As the name of their album says, Chloe x Halle are definitely doing all right. They got their start at just 15 and 13 years old, when Beyoncé heard them cover her song "Pretty Hurts" on YouTube and then signed them to her Parkwood Entertainment label. The sisters opened for Bey's Foundation tour in 2016, and this past March, they released what some critics have hailed as the best album of 2018 so far. The two also star as Jazz and Sky in the acclaimed TV series Grown-ish. Now they're opening for Beyoncé and Jay-Z on their On the Run II Tour, which is set to stop at Hard Rock Stadium Friday night, and staging solo shows of their own along the way, including at the Ground this Thursday.

Not bad for a duo whose members are just 20 and 18 years old.

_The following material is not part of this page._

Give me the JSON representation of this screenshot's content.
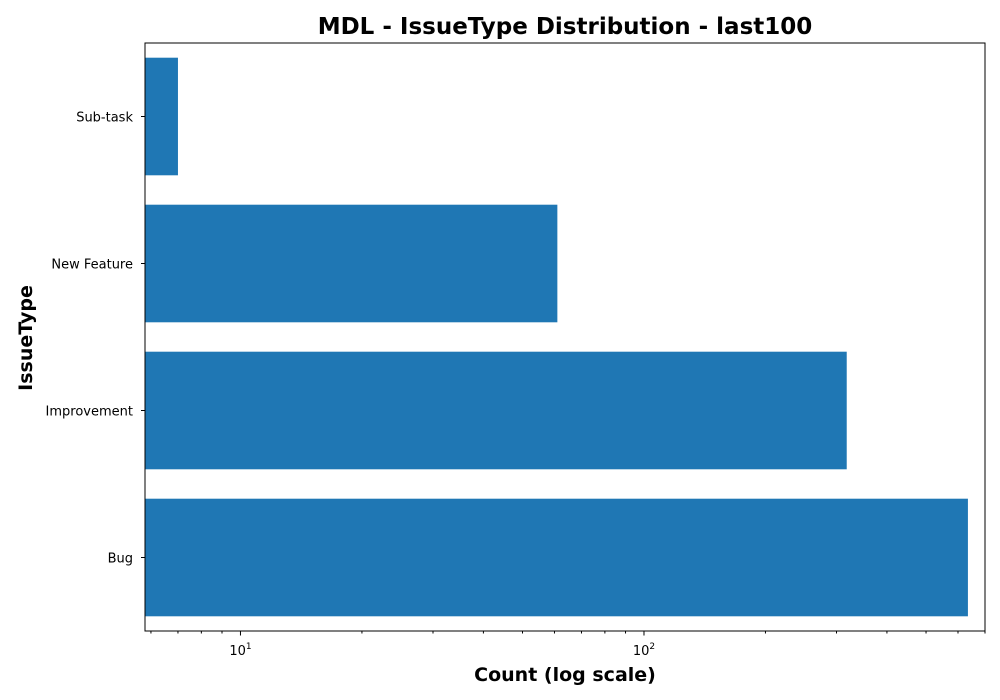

"We're constantly pinching ourselves," Halle says of working with the Carters. "We're learning a lot as new artists." Graduating from making homemade video covers to performing for tens of thousands on stadium tours in just a few short years is no easy task, but "seeing Beyoncé and Jay-Z give 150 percent every single night inspires us to push ourselves," she adds. "To have not just one but two artists at the top of their game and see their chemistry onstage... We get to see how they move together and shine individually, which makes it even more spectacular."
But there's more to these artists than their proximity to Queen Bey. In interviews, Chloe x Halle are grateful, humble, poised, and polite. But don't mistake their youth and good manners for weakness. The Kids Are Alright is an album of powerful coming-of-age anthems that double as affirmations of self-worth. On the title track, the sisters sing, "Don't listen to them lies/Stop following the hype/Better meditate, better namaste." "Grown," a track that doubles as the theme song to Grown-ish, asserts, "I'm taking one day at the time/I think I'm handlin' just fine/No, I can't lie I make mistakes/But I know I'm gonna be okay."

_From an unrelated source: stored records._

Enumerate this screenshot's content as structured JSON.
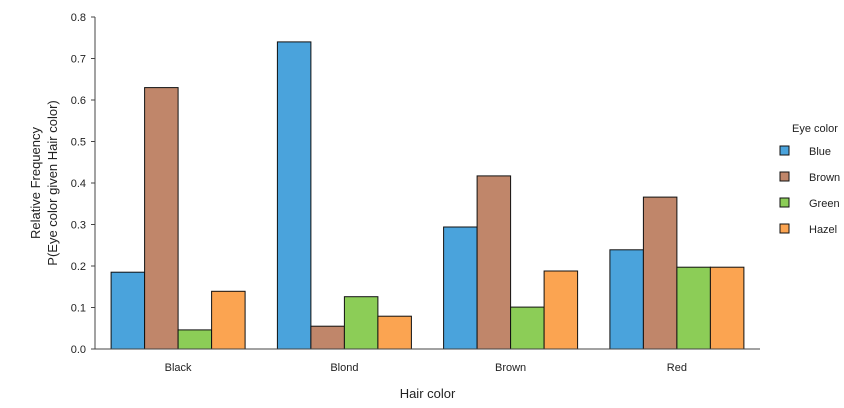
{
  "chart_data": {
    "type": "bar",
    "categories": [
      "Black",
      "Blond",
      "Brown",
      "Red"
    ],
    "series": [
      {
        "name": "Blue",
        "color": "#4aa3dc",
        "values": [
          0.185,
          0.74,
          0.294,
          0.239
        ]
      },
      {
        "name": "Brown",
        "color": "#c0866a",
        "values": [
          0.63,
          0.055,
          0.417,
          0.366
        ]
      },
      {
        "name": "Green",
        "color": "#8ccd57",
        "values": [
          0.046,
          0.126,
          0.101,
          0.197
        ]
      },
      {
        "name": "Hazel",
        "color": "#fba451",
        "values": [
          0.139,
          0.079,
          0.188,
          0.197
        ]
      }
    ],
    "title": "",
    "xlabel": "Hair color",
    "ylabel_lines": [
      "Relative Frequency",
      "P(Eye color given Hair color)"
    ],
    "ylim": [
      0,
      0.8
    ],
    "yticks": [
      "0.0",
      "0.1",
      "0.2",
      "0.3",
      "0.4",
      "0.5",
      "0.6",
      "0.7",
      "0.8"
    ],
    "legend": {
      "title": "Eye color",
      "placement": "right"
    },
    "grid": false
  }
}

Even in the lovelorn track "Happy Without Me," which describes the narrator's sadness at watching an ex-lover move on, there's hope: "But the summer come again/maybe one day in the future."

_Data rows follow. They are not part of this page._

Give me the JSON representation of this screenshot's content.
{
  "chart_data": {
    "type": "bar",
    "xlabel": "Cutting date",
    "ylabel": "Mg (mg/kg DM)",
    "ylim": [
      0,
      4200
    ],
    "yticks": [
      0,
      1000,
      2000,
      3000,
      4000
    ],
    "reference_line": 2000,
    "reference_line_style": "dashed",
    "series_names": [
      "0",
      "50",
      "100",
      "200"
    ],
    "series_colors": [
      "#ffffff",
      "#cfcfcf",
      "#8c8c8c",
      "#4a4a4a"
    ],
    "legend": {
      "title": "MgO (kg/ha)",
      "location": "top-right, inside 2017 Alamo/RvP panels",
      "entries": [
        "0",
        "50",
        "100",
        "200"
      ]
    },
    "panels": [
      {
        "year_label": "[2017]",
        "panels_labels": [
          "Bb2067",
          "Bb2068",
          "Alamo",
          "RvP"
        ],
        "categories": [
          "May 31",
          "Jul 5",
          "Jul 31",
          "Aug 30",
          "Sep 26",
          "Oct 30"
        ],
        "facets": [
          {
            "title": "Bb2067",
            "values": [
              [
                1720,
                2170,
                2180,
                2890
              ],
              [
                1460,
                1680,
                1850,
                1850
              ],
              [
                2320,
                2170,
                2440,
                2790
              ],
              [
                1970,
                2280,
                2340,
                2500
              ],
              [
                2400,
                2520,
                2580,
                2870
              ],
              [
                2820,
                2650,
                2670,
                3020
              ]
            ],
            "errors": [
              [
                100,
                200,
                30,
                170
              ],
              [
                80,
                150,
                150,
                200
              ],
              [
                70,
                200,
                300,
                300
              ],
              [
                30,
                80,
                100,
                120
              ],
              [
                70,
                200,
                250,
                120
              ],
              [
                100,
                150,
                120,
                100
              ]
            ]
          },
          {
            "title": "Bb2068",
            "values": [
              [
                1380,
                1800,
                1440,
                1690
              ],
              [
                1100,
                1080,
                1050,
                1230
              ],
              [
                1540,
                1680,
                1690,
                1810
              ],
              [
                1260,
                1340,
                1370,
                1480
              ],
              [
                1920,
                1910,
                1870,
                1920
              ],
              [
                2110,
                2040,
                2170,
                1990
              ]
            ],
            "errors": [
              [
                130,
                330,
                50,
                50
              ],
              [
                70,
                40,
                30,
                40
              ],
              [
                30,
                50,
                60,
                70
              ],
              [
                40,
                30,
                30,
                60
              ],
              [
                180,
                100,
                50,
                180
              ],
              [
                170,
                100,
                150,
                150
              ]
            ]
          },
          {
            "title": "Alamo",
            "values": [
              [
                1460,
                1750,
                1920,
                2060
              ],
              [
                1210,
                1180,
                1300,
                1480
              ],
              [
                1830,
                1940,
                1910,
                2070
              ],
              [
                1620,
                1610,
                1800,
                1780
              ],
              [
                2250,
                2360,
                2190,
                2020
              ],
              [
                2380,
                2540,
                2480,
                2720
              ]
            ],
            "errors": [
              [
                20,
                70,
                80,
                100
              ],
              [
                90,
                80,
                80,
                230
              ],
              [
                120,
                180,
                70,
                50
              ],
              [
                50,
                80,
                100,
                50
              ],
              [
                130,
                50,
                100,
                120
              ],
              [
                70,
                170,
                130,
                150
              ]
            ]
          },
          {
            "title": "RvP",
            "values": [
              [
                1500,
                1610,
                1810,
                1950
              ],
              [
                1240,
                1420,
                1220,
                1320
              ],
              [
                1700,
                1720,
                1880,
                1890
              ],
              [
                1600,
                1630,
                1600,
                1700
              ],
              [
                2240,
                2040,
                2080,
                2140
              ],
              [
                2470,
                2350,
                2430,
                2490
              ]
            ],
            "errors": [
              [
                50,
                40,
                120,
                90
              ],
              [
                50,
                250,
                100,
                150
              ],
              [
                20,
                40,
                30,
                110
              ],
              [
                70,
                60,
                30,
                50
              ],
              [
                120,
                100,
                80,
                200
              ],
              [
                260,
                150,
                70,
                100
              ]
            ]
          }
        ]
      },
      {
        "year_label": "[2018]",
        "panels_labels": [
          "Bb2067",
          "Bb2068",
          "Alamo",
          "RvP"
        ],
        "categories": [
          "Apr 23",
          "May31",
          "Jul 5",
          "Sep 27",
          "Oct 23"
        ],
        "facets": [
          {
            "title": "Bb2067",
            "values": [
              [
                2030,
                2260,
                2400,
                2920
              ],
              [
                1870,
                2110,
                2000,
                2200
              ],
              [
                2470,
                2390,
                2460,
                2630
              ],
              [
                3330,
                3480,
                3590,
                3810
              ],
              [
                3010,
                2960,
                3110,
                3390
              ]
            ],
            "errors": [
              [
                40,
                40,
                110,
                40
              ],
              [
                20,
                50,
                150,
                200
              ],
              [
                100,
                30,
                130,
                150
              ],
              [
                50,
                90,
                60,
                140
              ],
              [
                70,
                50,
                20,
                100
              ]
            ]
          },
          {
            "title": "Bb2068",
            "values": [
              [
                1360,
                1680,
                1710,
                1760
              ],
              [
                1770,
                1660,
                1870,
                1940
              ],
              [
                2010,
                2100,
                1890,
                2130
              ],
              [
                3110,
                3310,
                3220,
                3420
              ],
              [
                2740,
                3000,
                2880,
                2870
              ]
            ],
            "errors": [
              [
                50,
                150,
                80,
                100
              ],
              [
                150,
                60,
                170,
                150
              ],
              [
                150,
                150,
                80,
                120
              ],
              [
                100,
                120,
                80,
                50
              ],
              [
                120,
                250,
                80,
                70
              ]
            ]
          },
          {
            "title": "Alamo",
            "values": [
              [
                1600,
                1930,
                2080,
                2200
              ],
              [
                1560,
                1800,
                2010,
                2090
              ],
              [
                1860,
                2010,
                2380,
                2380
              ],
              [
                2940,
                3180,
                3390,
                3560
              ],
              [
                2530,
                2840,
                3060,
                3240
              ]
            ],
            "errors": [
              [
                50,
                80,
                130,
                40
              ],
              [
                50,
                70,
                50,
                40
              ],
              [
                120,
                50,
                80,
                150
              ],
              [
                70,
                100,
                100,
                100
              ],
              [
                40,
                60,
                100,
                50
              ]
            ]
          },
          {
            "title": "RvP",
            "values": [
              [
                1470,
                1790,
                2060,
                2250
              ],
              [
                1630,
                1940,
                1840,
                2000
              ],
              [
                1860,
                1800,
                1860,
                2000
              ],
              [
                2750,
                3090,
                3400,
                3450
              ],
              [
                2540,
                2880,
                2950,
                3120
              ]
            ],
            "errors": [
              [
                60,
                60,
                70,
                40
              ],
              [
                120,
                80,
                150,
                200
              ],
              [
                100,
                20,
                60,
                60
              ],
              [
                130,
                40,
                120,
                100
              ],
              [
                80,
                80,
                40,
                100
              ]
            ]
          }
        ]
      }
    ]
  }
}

For the sisters, music is therapy — the confident, optimistic messages they broadcast through song are exactly what they need to hear as they navigate their own coming-of-age moments. "When we write these songs, we write to ourselves as diaries," Chloe explains. "We uplift ourselves. We're human, we're not perfect, but you can never let that bring you down — it's about what you do with it."

In a world where young women, especially young women of color, are bombarded with negative messages about their bodies and minds, The Kids Are Alright seeks to cancel out the noise. Chloe x Halle hope that fans can benefit from the duo's self-made music therapy the same way they have benefited from it — and that the personal changes their music has inspired translates into societal progress.

"When my sister and I attended the March for Our Lives and the Women's March, it was incredible seeing how people can come together, still staying positive, knowing we can make a difference when we put our heads together and stay on the bright side of things," Chloe says. "Like Michelle Obama said, 'When they go low, we go high.' We try to live through that and by that. All human beings should be treated equally, no matter who we love or who we believe in."

Chloe x Halle. 7 p.m. Thursday, August 30, at the Ground, 34 NE 11th St., Miami; thegroundmiami.com. Tickets cost $20 via eventbrite.com.

Beyoncé and Jay-Z's On the Run II Tour. 7:30 p.m. Friday, August 31, at Hard Rock Stadium, 347 Don Shula Dr., Miami Gardens; 305-943-8000; hardrockstadium.com. Tickets cost $54.50 to $1,855 via ticketmaster.com.